Graphitic carbon nitride co-modified by zinc phthalocyanine and graphene quantum dots for the efficient photocatalytic degradation of refractory contaminants

Broad solar light absorption and rapid photogenerated electron-hole pair separation are two critical factors for the efficient enhancement of catalytic performance in a g-C3N4-based photocatalytic system. This study developed a facile method to construct a ternary graphitic carbon nitride/zinc tetracarboxyphthalocyanine/graphene quantum dots (g-C3N4/ZnTcPc/GQDs) composite photocatalyst. Graphene quantum dots (GQDs) were used to modify g-C3N4/ZnTcPc through hydrothermal method, where g-C3N4/ZnTcPc was fabricated by immobilizing zinc tetracarboxyphthalocyanine (ZnTcPc) onto g-C3N4 covalently via amido bonds. The photocatalyst was characterized by transmission electron microscopy, ultraviolet-visible diffuse reflectance spectrum, and X-ray photoelectron spectroscopy. The g-C3N4/ZnTcPc/0.1GQDs composites presented an increased photocatalytic activity by using Rhodamine B, sulfaquinoxaline sodium and carbamazepine as the model pollutants under solar light irradiation.

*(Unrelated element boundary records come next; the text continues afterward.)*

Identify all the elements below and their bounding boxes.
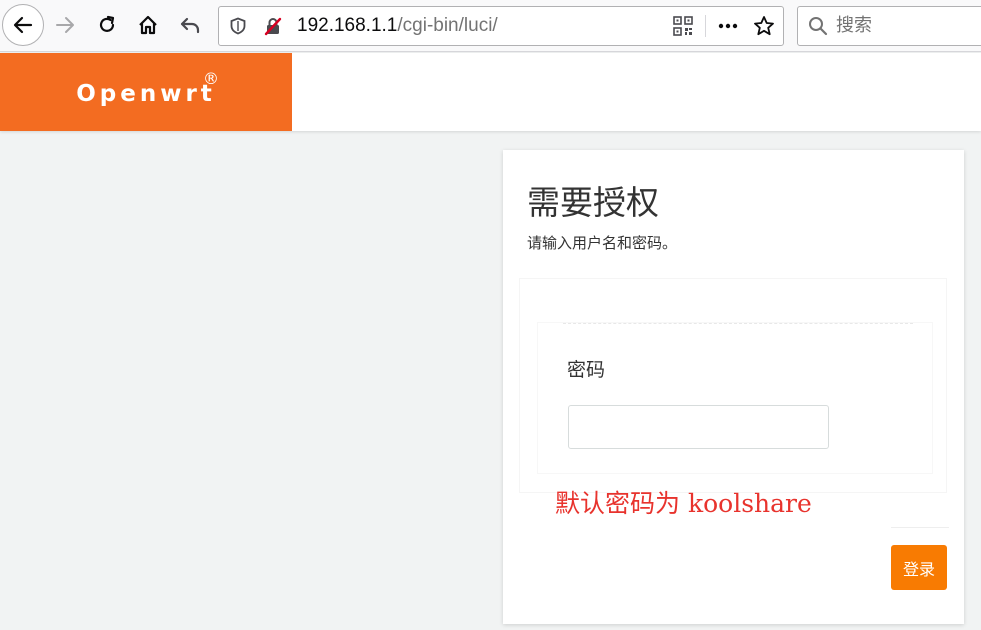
- default-password-annotation: 默认密码为 koolshare: [555, 489, 812, 518]
- home-icon: [139, 15, 157, 35]
- field-separator: [563, 323, 913, 324]
- more-actions-icon[interactable]: [717, 17, 739, 35]
- browser-toolbar: 192.168.1.1/cgi-bin/luci/ 搜索: [0, 0, 981, 52]
- url-divider: [705, 15, 706, 37]
- address-bar[interactable]: 192.168.1.1/cgi-bin/luci/: [218, 6, 784, 46]
- shield-icon: [230, 17, 246, 35]
- arrow-left-icon: [13, 16, 33, 34]
- site-header: Openwrt ®: [0, 53, 981, 131]
- arrow-right-icon: [56, 17, 74, 33]
- actions-separator: [891, 527, 949, 528]
- reload-button[interactable]: [88, 6, 126, 44]
- password-label: 密码: [567, 359, 606, 381]
- url-text[interactable]: 192.168.1.1/cgi-bin/luci/: [297, 7, 498, 45]
- login-description: 请输入用户名和密码。: [527, 234, 678, 252]
- brand-name: Openwrt: [76, 81, 216, 107]
- url-host: 192.168.1.1: [297, 15, 398, 36]
- search-bar[interactable]: 搜索: [797, 6, 981, 46]
- brand-logo[interactable]: Openwrt ®: [0, 53, 292, 131]
- reload-icon: [99, 15, 115, 32]
- search-icon: [809, 17, 828, 36]
- forward-button[interactable]: [46, 6, 84, 44]
- insecure-lock-icon: [264, 17, 282, 36]
- undo-arrow-icon: [180, 17, 200, 34]
- home-button[interactable]: [129, 6, 167, 44]
- registered-mark: ®: [203, 69, 219, 88]
- login-card: 需要授权 请输入用户名和密码。 密码 默认密码为 koolshare 登录: [503, 150, 964, 624]
- undo-close-button[interactable]: [171, 6, 209, 44]
- login-button[interactable]: 登录: [891, 545, 947, 590]
- bookmark-star-icon[interactable]: [753, 15, 775, 37]
- qr-code-icon[interactable]: [673, 16, 693, 36]
- password-input[interactable]: [568, 405, 829, 449]
- url-path: /cgi-bin/luci/: [397, 15, 498, 36]
- page-title: 需要授权: [527, 183, 659, 222]
- login-fieldset-inner: [537, 322, 933, 474]
- search-placeholder: 搜索: [836, 15, 872, 36]
- back-button[interactable]: [2, 4, 44, 46]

ZnTcPc bonding on the g-C3N4 broadens its visible-light spectral response, and GQDs promotes the photogenerated electron-hole-pair separation efficiency because of its efficient electrons-transfer property. Experiments confirmed that superoxide radicals, photogenerated holes and singlet oxygen are the primary active species. The photocatalytic degradation pathway of Rhodamine B, sulfaquinoxaline sodium and carbamazepine was proposed on the basis of ultra-performance liquid chromatography and high-definition mass spectrometry.